A source told The Block that while the seed investment details are straightforward for issuers to include, other aspects of the S-1 forms might take longer to address. They anticipate that the S-1 forms will undergo at least two more rounds of drafts before being ready for approval.
Analysts expect the turnaround for the S-1s to take a few weeks, potentially extending to a few months if the process proceeds slowly. Some traders view the delay as potentially beneficial, allowing for a thorough review and solid preparation.
The rapid action by VanEck and BlackRock demonstrates the urgency and importance of this development within the crypto industry. The approval of spot Ethereum ETFs follows a similar trajectory to that of Bitcoin ETFs, which saw significant interest and approval earlier this year. The SEC’s willingness to engage and provide feedback indicates a growing acceptance of crypto-based financial products, albeit with cautious and rigorous oversight.

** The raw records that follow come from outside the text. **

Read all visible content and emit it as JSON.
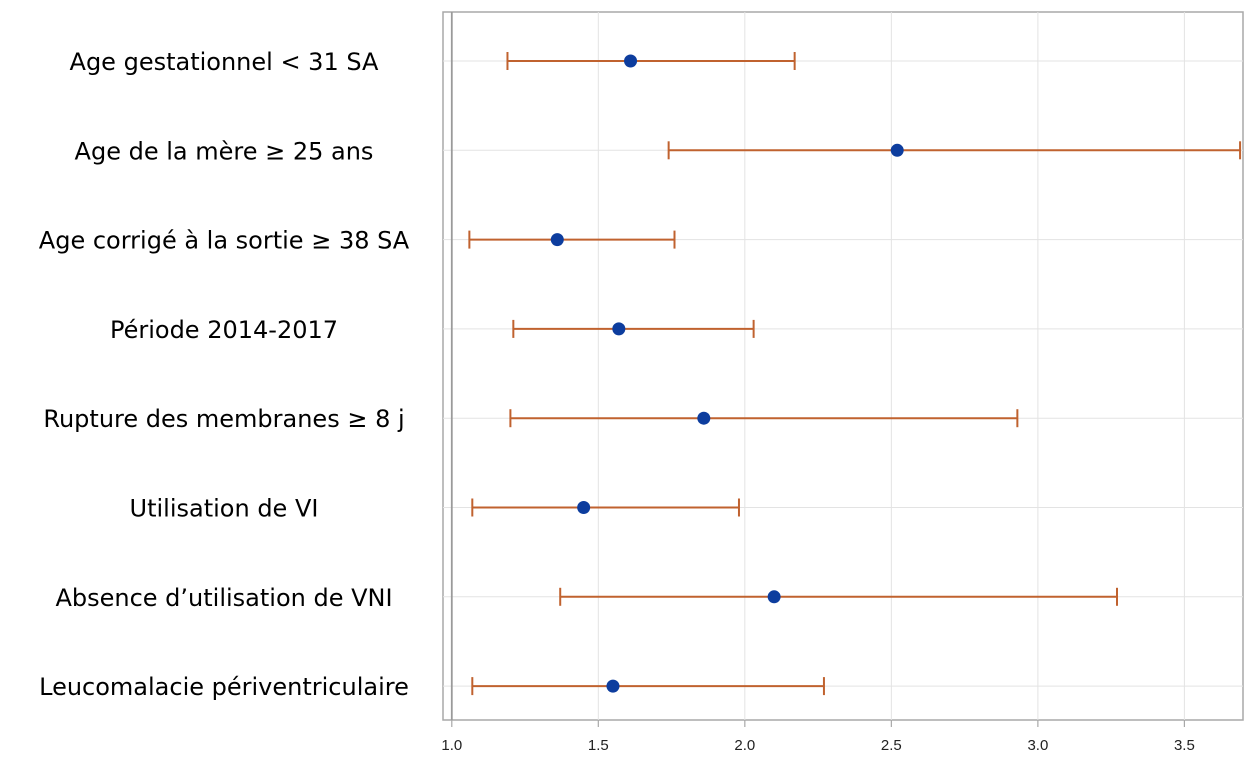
{
  "chart_data": {
    "type": "forest",
    "title": "",
    "xlabel": "",
    "ylabel": "",
    "xlim": [
      0.97,
      3.7
    ],
    "x_ticks": [
      1.0,
      1.5,
      2.0,
      2.5,
      3.0,
      3.5
    ],
    "x_tick_labels": [
      "1.0",
      "1.5",
      "2.0",
      "2.5",
      "3.0",
      "3.5"
    ],
    "reference_line": 1.0,
    "grid": true,
    "rows": [
      {
        "label": "Age gestationnel < 31 SA",
        "estimate": 1.61,
        "lower": 1.19,
        "upper": 2.17
      },
      {
        "label": "Age de la mère ≥ 25 ans",
        "estimate": 2.52,
        "lower": 1.74,
        "upper": 3.69
      },
      {
        "label": "Age corrigé à la sortie ≥ 38 SA",
        "estimate": 1.36,
        "lower": 1.06,
        "upper": 1.76
      },
      {
        "label": "Période 2014-2017",
        "estimate": 1.57,
        "lower": 1.21,
        "upper": 2.03
      },
      {
        "label": "Rupture des membranes ≥ 8 j",
        "estimate": 1.86,
        "lower": 1.2,
        "upper": 2.93
      },
      {
        "label": "Utilisation de VI",
        "estimate": 1.45,
        "lower": 1.07,
        "upper": 1.98
      },
      {
        "label": "Absence d’utilisation de VNI",
        "estimate": 2.1,
        "lower": 1.37,
        "upper": 3.27
      },
      {
        "label": "Leucomalacie périventriculaire",
        "estimate": 1.55,
        "lower": 1.07,
        "upper": 2.27
      }
    ],
    "colors": {
      "interval": "#c0622f",
      "point": "#0d3d9e",
      "grid": "#e3e3e3",
      "frame": "#a8a8a8",
      "reference": "#9a9a9a"
    }
  }
}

The SEC’s request and the subsequent actions by major financial players signal a pivotal moment for Ethereum ETFs. As the approval process continues, market participants and analysts will closely watch the SEC’s comments and the amendments made by issuers. The successful launch of these ETFs could further legitimize Ethereum as a mainstream investment asset, potentially paving the way for additional crypto ETFs in the future.